Pour le rêve à proprement parler, je veux dire le rêve nocturne que chaque individu fait la nuit en dormant, je ne suis pas sûre d'avoir bien compris comment les Amérindiens le considérent. Je t'envoie un courriel.
Oui tu as été éclairant, et c'est intéressant de voir comment d'autres cultures réagissent sur des "évidences" qui sont loin d'être universelles.
Je ne vois pas tellement les choses comme vous, (Meerkat et toi) concernant les rapports des humains avec des créatures "d'autres mondes".
Moukmouk, tu écris : "les autres mondes, sont généralement peuplés de monstres et de puissances terribles et qu'il est très facile d'y perdre le sens de ce qui s'y passe et la « raison ». Mais par contre le sage, le guérisseur peut s'y risquer pour trouver la solution à un problème complexe."
C'est effrayant pour moi cette vision de mondes pleins de dangers dont seuls quelques "initiés" auraient les clés ! Le commun des mortels serait donc condamné à vivre dans la peur, au gré des caprices de ces créatures irrationnelles, soumis à la bonne ou mauvaise volonté des initiés...
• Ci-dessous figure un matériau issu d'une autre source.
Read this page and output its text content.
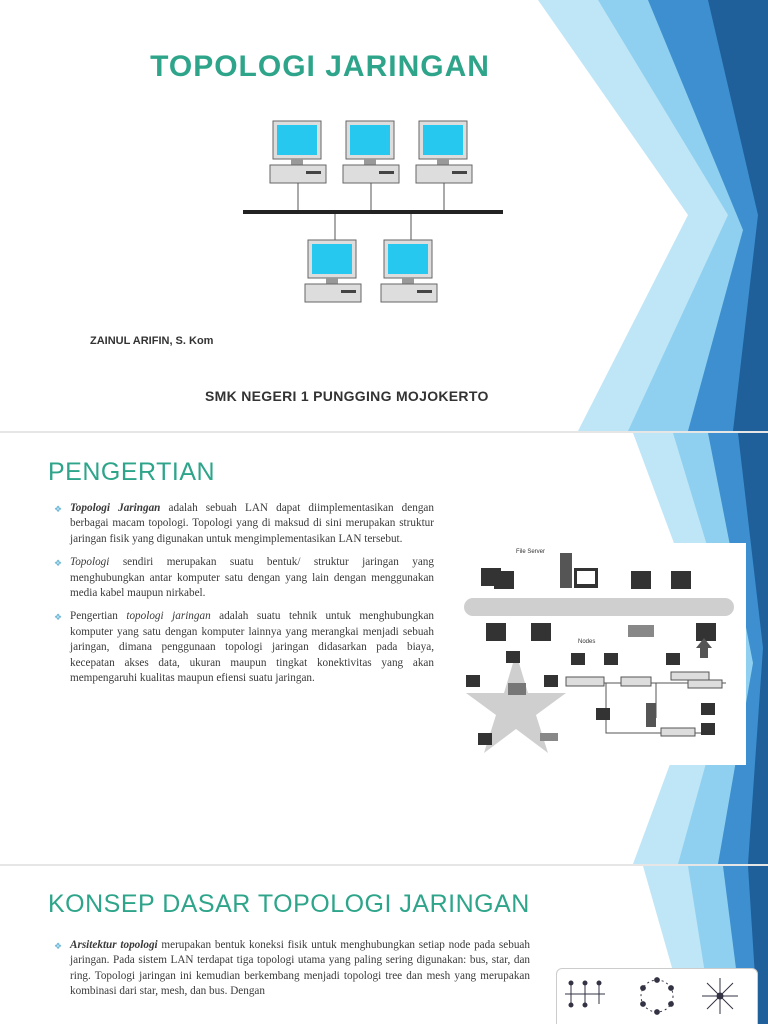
TOPOLOGI JARINGAN
ZAINUL ARIFIN, S. Kom
SMK NEGERI 1 PUNGGING MOJOKERTO
PENGERTIAN
❖ Topologi Jaringan adalah sebuah LAN dapat diimplementasikan dengan berbagai macam topologi. Topologi yang di maksud di sini merupakan struktur jaringan fisik yang digunakan untuk mengimplementasikan LAN tersebut.
❖ Topologi sendiri merupakan suatu bentuk/ struktur jaringan yang menghubungkan antar komputer satu dengan yang lain dengan menggunakan media kabel maupun nirkabel.
❖ Pengertian topologi jaringan adalah suatu tehnik untuk menghubungkan komputer yang satu dengan komputer lainnya yang merangkai menjadi sebuah jaringan, dimana penggunaan topologi jaringan didasarkan pada biaya, kecepatan akses data, ukuran maupun tingkat konektivitas yang akan mempengaruhi kualitas maupun efiensi suatu jaringan.
File Server
Nodes
KONSEP DASAR TOPOLOGI JARINGAN
❖ Arsitektur topologi merupakan bentuk koneksi fisik untuk menghubungkan setiap node pada sebuah jaringan. Pada sistem LAN terdapat tiga topologi utama yang paling sering digunakan: bus, star, dan ring. Topologi jaringan ini kemudian berkembang menjadi topologi tree dan mesh yang merupakan kombinasi dari star, mesh, dan bus. Dengan
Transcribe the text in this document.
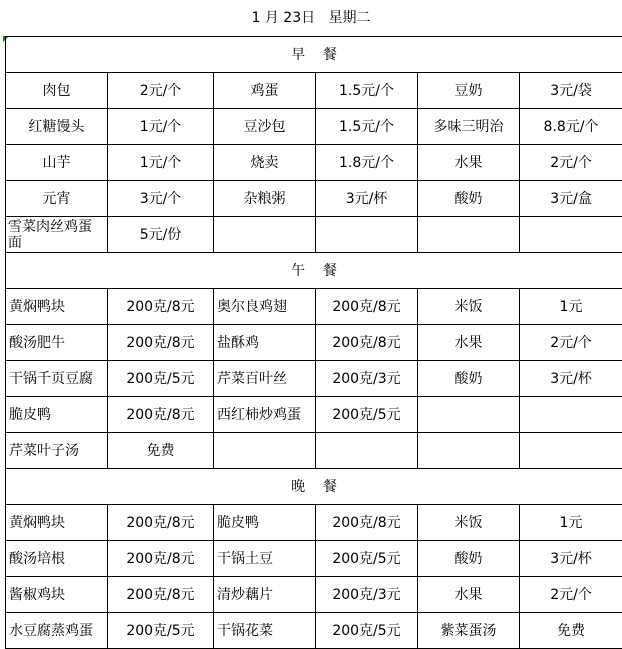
1 月 23日   星期二
早    餐					
肉包	2元/个	鸡蛋	1.5元/个	豆奶	3元/袋
红糖馒头	1元/个	豆沙包	1.5元/个	多味三明治	8.8元/个
山芋	1元/个	烧卖	1.8元/个	水果	2元/个
元宵	3元/个	杂粮粥	3元/杯	酸奶	3元/盒
雪菜肉丝鸡蛋面	5元/份				
午    餐					
黄焖鸭块	200克/8元	奥尔良鸡翅	200克/8元	米饭	1元
酸汤肥牛	200克/8元	盐酥鸡	200克/8元	水果	2元/个
干锅千页豆腐	200克/5元	芹菜百叶丝	200克/3元	酸奶	3元/杯
脆皮鸭	200克/8元	西红柿炒鸡蛋	200克/5元		
芹菜叶子汤	免费				
晚    餐					
黄焖鸭块	200克/8元	脆皮鸭	200克/8元	米饭	1元
酸汤培根	200克/8元	干锅土豆	200克/5元	酸奶	3元/杯
酱椒鸡块	200克/8元	清炒藕片	200克/3元	水果	2元/个
水豆腐蒸鸡蛋	200克/5元	干锅花菜	200克/5元	紫菜蛋汤	免费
Le rationalisme me paraît quand même, malgré ses limites, plus garant de la liberté de chacun.
(Ce que j'aime, malgré tout, dans les rêve de magie, lutins et fées, c'est qu'ils incarnent pour moi l'esprit d'enfance.)
Samantdi--) oui, tu as en grande partie raison ( mais tort aussi pour d'autres raisons qui méritent un long développement). Quand je décris ces réalités je ne veux pas les présenter comme meilleures ou la voie à suivre. Sauf que la rationalité peut exclure des réalités vues par d'autres cultures. je vais tenter d'expliquer dans un prochain billet.
Anne--) l'évidence n'est évidente que dans un contexte culturelle, l'ange gardien par exemple qui n'a plus de sens maintenant mais qui était certaine il y a 100 ans.
Kinka--) la question est trop complexe pour un commentaire, je vais y revenir aussi
Meerkat--) mais c'est toi qui a ouvert la porte...
Poutine--) content d'être compréhensible, je ne suis jamais sûr de moi quand c'est aussi compliqué.
Moi aussi, j'aime percevoir la magie qui m'entoure... Que j'aime quand tu éclaires comme cela nos lanternes...
Chaque fois que je viens ici, j'en repars émerveillée. Merci Moukmouk!